As to damages, though the respondents claimed Kshs.20,000/= for funeral expenses, the learned magistrate awarded them Kshs.15,000/=. No receipts were produced. Moreover, in the plaint Kshs.13,000/= was claimed. This shows a conflict which I do not know how the learned magistrate resolved. But this was a special damage to be specifically pleaded and strictly proved.

This was not done and in particular in view of the conflict in the figure pleaded in the plaint, that claim in the evidence and that amount the Magistrate eventually awarded, I am inclined to disallow and set aside the same.

The amount of Kshs.80,000/= awarded for loss of expectation of life is a conventional figure and in the circumstances of this case, the amount was not unreasonable. I uphold it.

As regards the sum of Kshs.60,000/= for pain and suffering the accident occurred on 3. 6.93 and the deceased died on 4. 7.93. These dates were not contested, which means for a whole month the deceased was undergoing a period of pain and suffering before he rested.
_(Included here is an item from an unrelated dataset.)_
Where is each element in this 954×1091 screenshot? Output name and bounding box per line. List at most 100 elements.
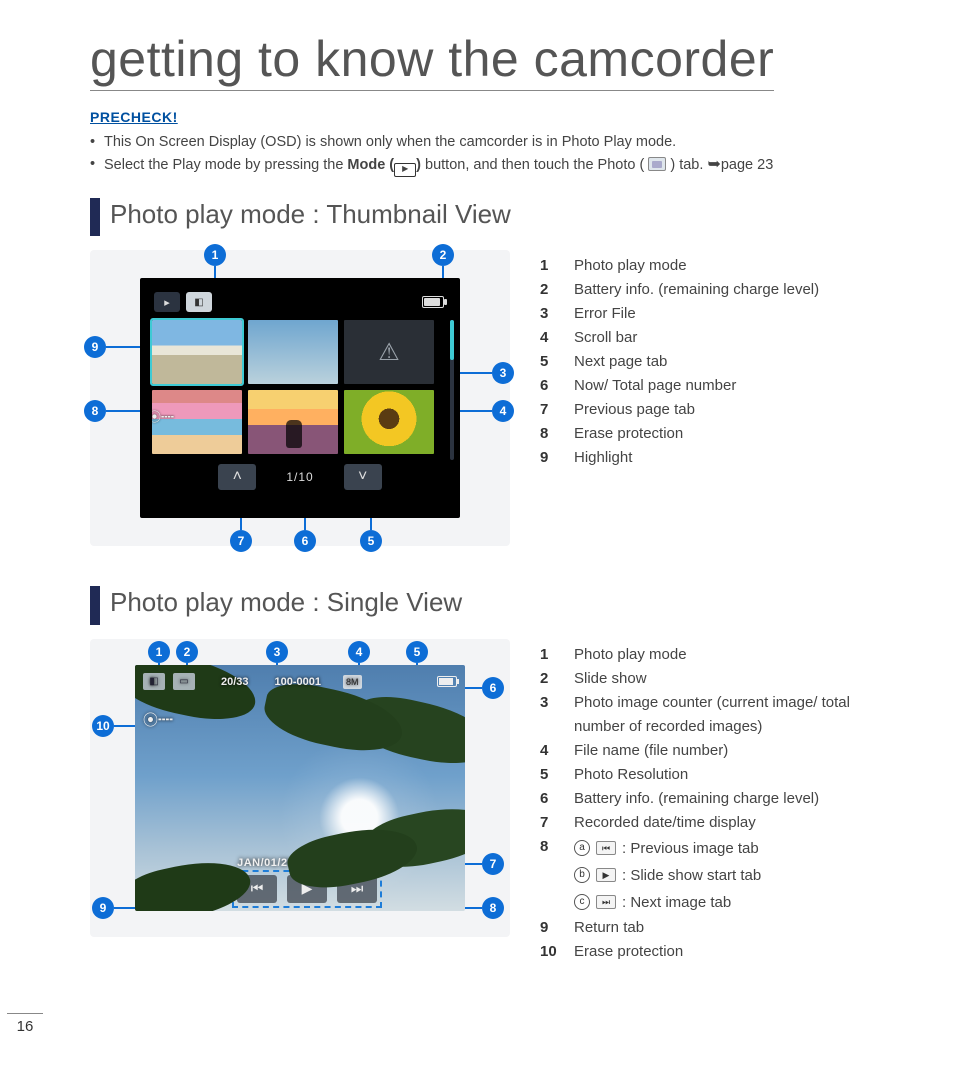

These pains must have been severe and in awarding the respondents the amounts above the learned magistrate must have taken all this into account. The figure was not excessive and I do not intend to disturb it.

As regards loss of dependency, a wife and children usually depend on the man of the home for support. Here, the deceased died at 58 years of age and the court gave him another 10 years of active life.

The first respondent was left with about 7 children to look after.

The magistrate gave the respondents Kshs.90,000/= on this head of damages, which in my view was also not excessive.

The grant total herein is Kshs.230,000/= out of which 25% should be deducted leaving a sum ofKshs. 230,000/= - 59,750/= = Kshs.170,250/= to be paid to the respondents with interest from the date of filing suit.

To this extend only the appeal is allowed with no order for

costs.

Delivered this 4th day of July, 2002.